A crise do Grupo Oi ganhou novo capítulo com a divulgação de uma Carta Aberta à Sociedade Brasileira, assinada por federações nacionais dos trabalhadores em telecomunicações. O documento critica a decisão da 7ª Vara Empresarial do Tribunal de Justiça do Estado do Rio de Janeiro (TJRJ), que decretou a falência da Serede, e alerta para o risco de calote em verbas trabalhistas.
Segundo as entidades, a falência ignora ativos bilionários do grupo e mantém uma gestão sem transparência, enquanto milhares de trabalhadores vivem sob insegurança quanto a salários e rescisões.

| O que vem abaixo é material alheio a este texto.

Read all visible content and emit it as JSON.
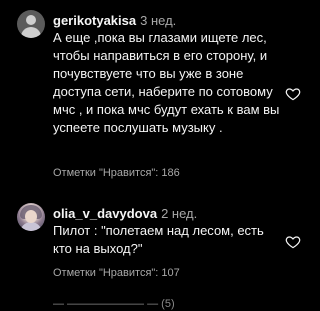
{
  "comments": [
    {
      "username": "gerikotyakisa",
      "time": "3 нед.",
      "text": "А еще ,пока вы глазами ищете лес, чтобы направиться в его сторону, и почувствуете что вы уже в зоне доступа сети, наберите по сотовому мчс , и пока мчс будут ехать к вам вы успеете послушать музыку .",
      "likes_label": "Отметки \"Нравится\":",
      "likes_count": "186"
    },
    {
      "username": "olia_v_davydova",
      "time": "2 нед.",
      "text": "Пилот : \"полетаем над лесом, есть кто на выход?\"",
      "likes_label": "Отметки \"Нравится\":",
      "likes_count": "107"
    }
  ],
  "partial_line": "— ——————— — (5)",
  "icons": {
    "like": "heart-outline-icon",
    "avatar": "avatar-icon"
  },
  "colors": {
    "background": "#000000",
    "primary_text": "#f5f5f5",
    "secondary_text": "#a8a8a8"
  }
}
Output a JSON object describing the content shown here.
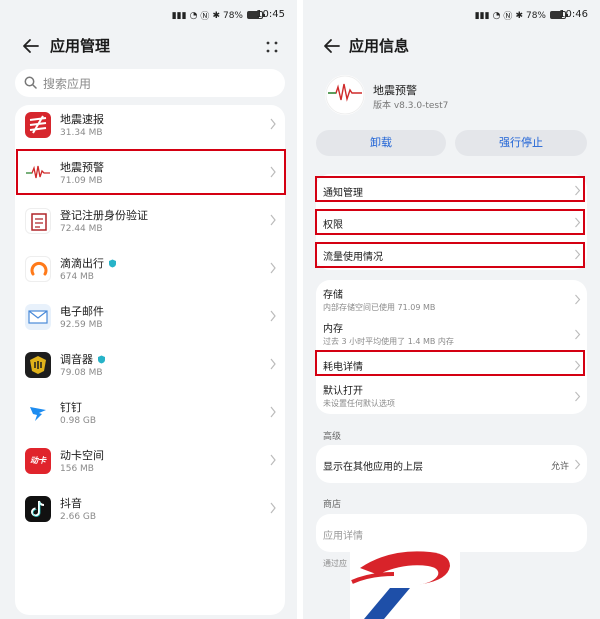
{
  "status_bar_left": {
    "battery": "78%",
    "time": "10:45"
  },
  "status_bar_right": {
    "battery": "78%",
    "time": "10:46"
  },
  "app_manager": {
    "title": "应用管理",
    "search_placeholder": "搜索应用",
    "apps": [
      {
        "name": "地震速报",
        "size": "31.34 MB",
        "icon": "earthquake-news-icon"
      },
      {
        "name": "地震预警",
        "size": "71.09 MB",
        "icon": "earthquake-warning-icon"
      },
      {
        "name": "登记注册身份验证",
        "size": "72.44 MB",
        "icon": "id-verify-icon"
      },
      {
        "name": "滴滴出行",
        "size": "674 MB",
        "icon": "didi-icon"
      },
      {
        "name": "电子邮件",
        "size": "92.59 MB",
        "icon": "email-icon"
      },
      {
        "name": "调音器",
        "size": "79.08 MB",
        "icon": "tuner-icon"
      },
      {
        "name": "钉钉",
        "size": "0.98 GB",
        "icon": "dingtalk-icon"
      },
      {
        "name": "动卡空间",
        "size": "156 MB",
        "icon": "dongka-icon"
      },
      {
        "name": "抖音",
        "size": "2.66 GB",
        "icon": "douyin-icon"
      }
    ],
    "dongka_icon_text": "动卡"
  },
  "app_info": {
    "title": "应用信息",
    "app_name": "地震预警",
    "version": "版本 v8.3.0-test7",
    "uninstall": "卸载",
    "force_stop": "强行停止",
    "notifications": "通知管理",
    "permissions": "权限",
    "data_usage": "流量使用情况",
    "storage": "存储",
    "storage_sub": "内部存储空间已使用 71.09 MB",
    "memory": "内存",
    "memory_sub": "过去 3 小时平均使用了 1.4 MB 内存",
    "battery": "耗电详情",
    "open_default": "默认打开",
    "open_default_sub": "未设置任何默认选项",
    "advanced_section": "高级",
    "display_over": "显示在其他应用的上层",
    "allow": "允许",
    "store_section": "商店",
    "app_details": "应用详情",
    "via_partial": "通过应"
  }
}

Há patrimônio para garantir direitos
De acordo com a carta, o Grupo Oi ainda possui:
11.573 km de rede de dutos;
105 mil km de rede aérea;
22.526 postes próprios;
milhares de imóveis;
27,26% de participação na V.tal (até início de 2026);
créditos judiciais e depósitos recursais.
A estimativa é de um patrimônio superior a R$ 12,3 bilhões. Para as federações, esses ativos poderiam ser convertidos em recursos para garantir o pagamento dos trabalhadores e preservar operações viáveis, como a Oi Soluções.
SINTTEL-RS na linha de frente
No Rio Grande do Sul, o Sindicato dos Trabalhadores em Telecomunicações do Rio Grande do Sul (SINTTEL-RS) tem atuado diretamente na defesa da categoria. Foi por iniciativa do sindicato que o caso chegou à mediação no Tribunal Regional do Trabalho da 4ª Região (TRT-4), garantindo o início do pagamento de salários atrasados, férias e a regularização do plano de saúde dos trabalhadores da Serede.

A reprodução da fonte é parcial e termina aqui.